Turning to NHS waiting times, Hancock said there is a “big and challenging backlog that has been caused by the pandemic” and suggested it could take up to a few years to clear.

He said there are currently 5.1 million people on the waiting list, “but there’s also millions of people who haven’t come forward with a condition that… might have been niggling rather than acutely serious, and they’ve been waiting until the NHS is in a better position to be able to come forward. And so we do expect that number to rise.”

Asked about comments made by one medic that it will take the NHS five to tenyears to get back to normal, Hancock said: “I think we can sort it faster.”

He added: “We’ve been able to make progress against those longest of waits, but this is going to be a big effort, certainly for months, maybe for a couple of years, but we’re determined to sort it faster than that timeframe set out by the orthopaedic consultant in Coventry.”
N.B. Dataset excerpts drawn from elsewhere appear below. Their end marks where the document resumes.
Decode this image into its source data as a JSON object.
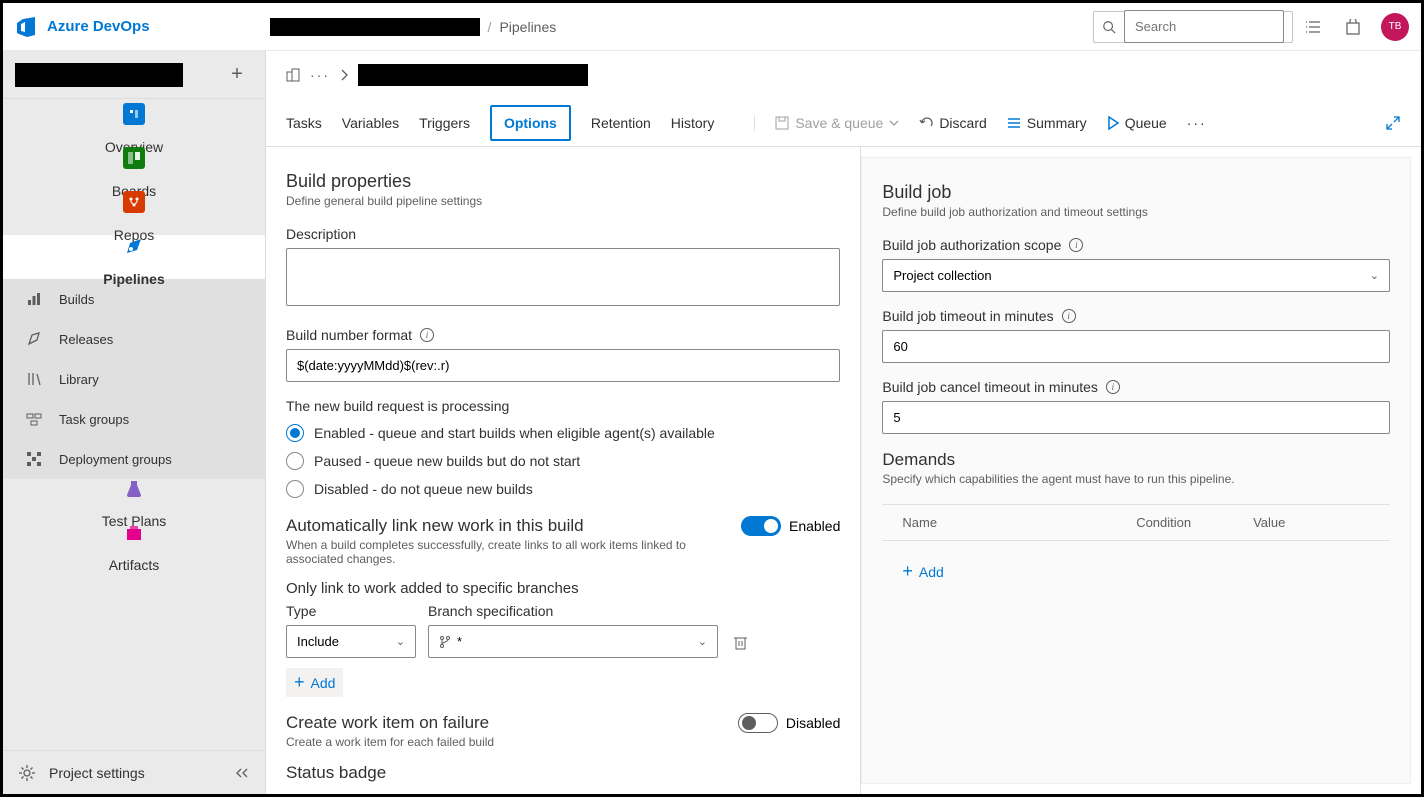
{
  "header": {
    "product": "Azure DevOps",
    "breadcrumb_last": "Pipelines",
    "search_placeholder": "Search",
    "avatar_initials": "TB"
  },
  "sidebar": {
    "items": [
      {
        "label": "Overview",
        "icon": "overview",
        "color": "#0078d4"
      },
      {
        "label": "Boards",
        "icon": "boards",
        "color": "#107c10"
      },
      {
        "label": "Repos",
        "icon": "repos",
        "color": "#d83b01"
      },
      {
        "label": "Pipelines",
        "icon": "pipelines",
        "color": "#0078d4",
        "selected": true
      },
      {
        "label": "Test Plans",
        "icon": "test",
        "color": "#8661c5"
      },
      {
        "label": "Artifacts",
        "icon": "artifacts",
        "color": "#e3008c"
      }
    ],
    "sub_items": [
      {
        "label": "Builds"
      },
      {
        "label": "Releases"
      },
      {
        "label": "Library"
      },
      {
        "label": "Task groups"
      },
      {
        "label": "Deployment groups"
      }
    ],
    "settings_label": "Project settings"
  },
  "tabs": [
    "Tasks",
    "Variables",
    "Triggers",
    "Options",
    "Retention",
    "History"
  ],
  "tab_selected": "Options",
  "toolbar": {
    "save_queue": "Save & queue",
    "discard": "Discard",
    "summary": "Summary",
    "queue": "Queue"
  },
  "left": {
    "heading": "Build properties",
    "subtitle": "Define general build pipeline settings",
    "description_label": "Description",
    "description_value": "",
    "bnf_label": "Build number format",
    "bnf_value": "$(date:yyyyMMdd)$(rev:.r)",
    "processing_label": "The new build request is processing",
    "radios": [
      "Enabled - queue and start builds when eligible agent(s) available",
      "Paused - queue new builds but do not start",
      "Disabled - do not queue new builds"
    ],
    "autolink_heading": "Automatically link new work in this build",
    "autolink_sub": "When a build completes successfully, create links to all work items linked to associated changes.",
    "autolink_state": "Enabled",
    "branches_label": "Only link to work added to specific branches",
    "type_label": "Type",
    "type_value": "Include",
    "branch_spec_label": "Branch specification",
    "branch_spec_value": "*",
    "add_label": "Add",
    "wi_fail_heading": "Create work item on failure",
    "wi_fail_sub": "Create a work item for each failed build",
    "wi_fail_state": "Disabled",
    "status_badge_heading": "Status badge"
  },
  "right": {
    "heading": "Build job",
    "subtitle": "Define build job authorization and timeout settings",
    "auth_label": "Build job authorization scope",
    "auth_value": "Project collection",
    "timeout_label": "Build job timeout in minutes",
    "timeout_value": "60",
    "cancel_label": "Build job cancel timeout in minutes",
    "cancel_value": "5",
    "demands_heading": "Demands",
    "demands_sub": "Specify which capabilities the agent must have to run this pipeline.",
    "cols": {
      "name": "Name",
      "cond": "Condition",
      "val": "Value"
    },
    "add_label": "Add"
  }
}
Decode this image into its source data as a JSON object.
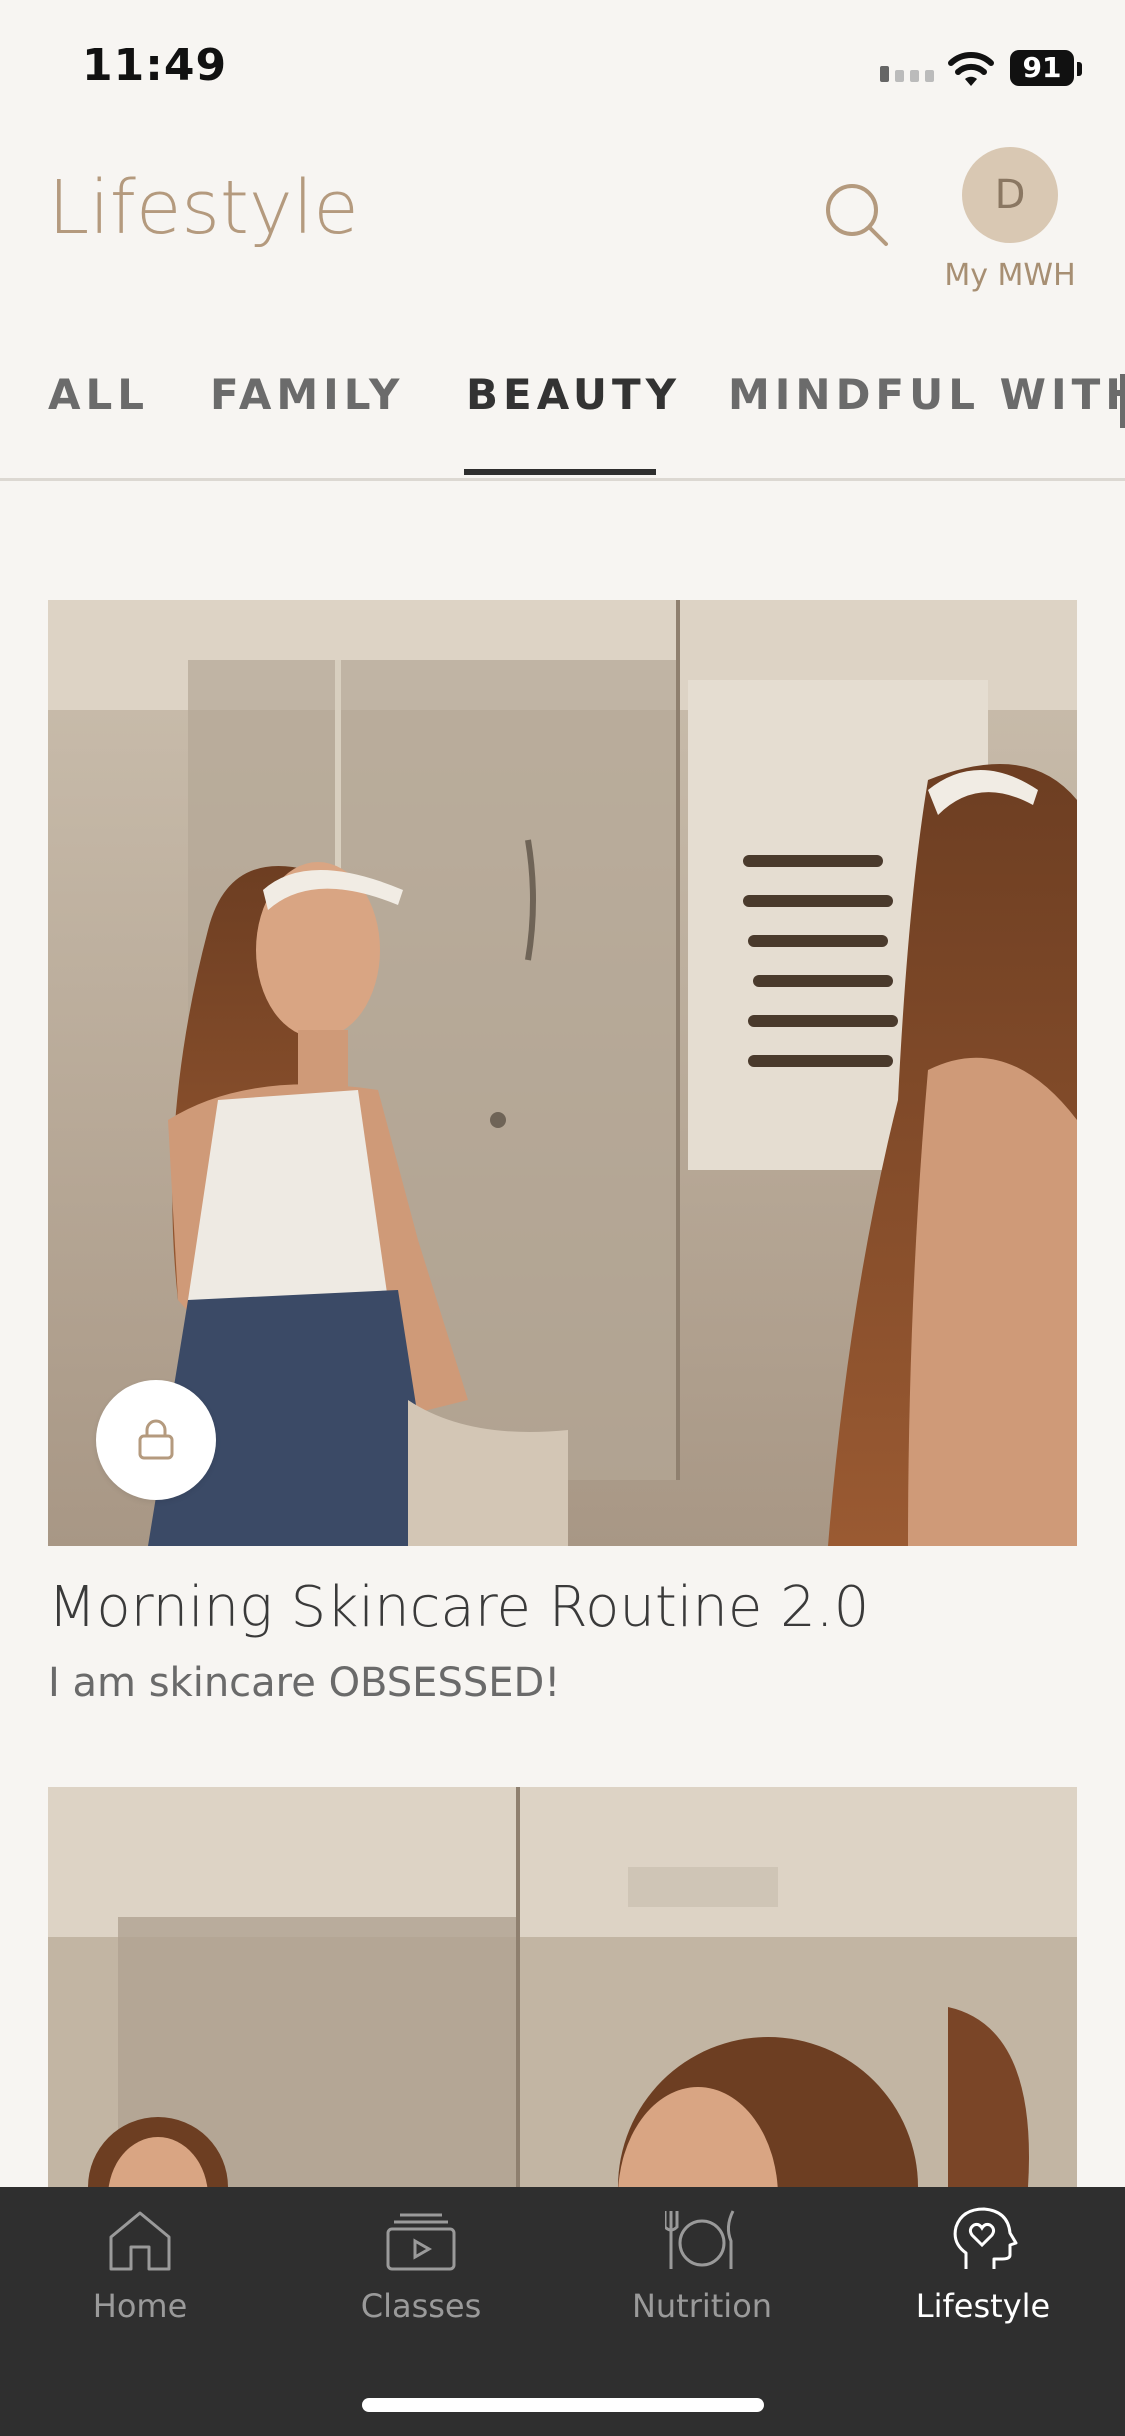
{
  "status_bar": {
    "time": "11:49",
    "battery": "91"
  },
  "header": {
    "title": "Lifestyle",
    "avatar_initial": "D",
    "avatar_label": "My MWH"
  },
  "tabs": [
    {
      "label": "ALL"
    },
    {
      "label": "FAMILY"
    },
    {
      "label": "BEAUTY",
      "active": true
    },
    {
      "label": "MINDFUL WITH"
    }
  ],
  "cards": [
    {
      "title": "Morning Skincare Routine 2.0",
      "subtitle": "I am skincare OBSESSED!",
      "locked": true
    },
    {
      "title": "",
      "subtitle": ""
    }
  ],
  "bottom_nav": [
    {
      "label": "Home",
      "icon": "home-icon"
    },
    {
      "label": "Classes",
      "icon": "classes-icon"
    },
    {
      "label": "Nutrition",
      "icon": "nutrition-icon"
    },
    {
      "label": "Lifestyle",
      "icon": "lifestyle-icon",
      "active": true
    }
  ],
  "colors": {
    "accent": "#b49a7e",
    "background": "#f7f5f2",
    "nav_bg": "#2f2f2f"
  }
}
Elsewhere, UK Business Secretary Kwasi Kwarteng said it is “unlikely” that coronavirus restrictions in England will be lifted before 19 July.

He told Sky News he does not expect the two-week review to lead to an earlier relaxation of the current measures.

“I would always err on the side of caution and I would look to 19 July,” he said. “It could be before but I think that is unlikely. Generally we have stuck to the dates we have set. I think now I am very focused on 19 July.”

Johnson had originally set today for the end of all legal coronavirus restrictions under his road map to ease England’s lockdown, but delayed so-called Freedom Day until 19 July because of concerns over the rapidly-spreading Delta variant first identified in India.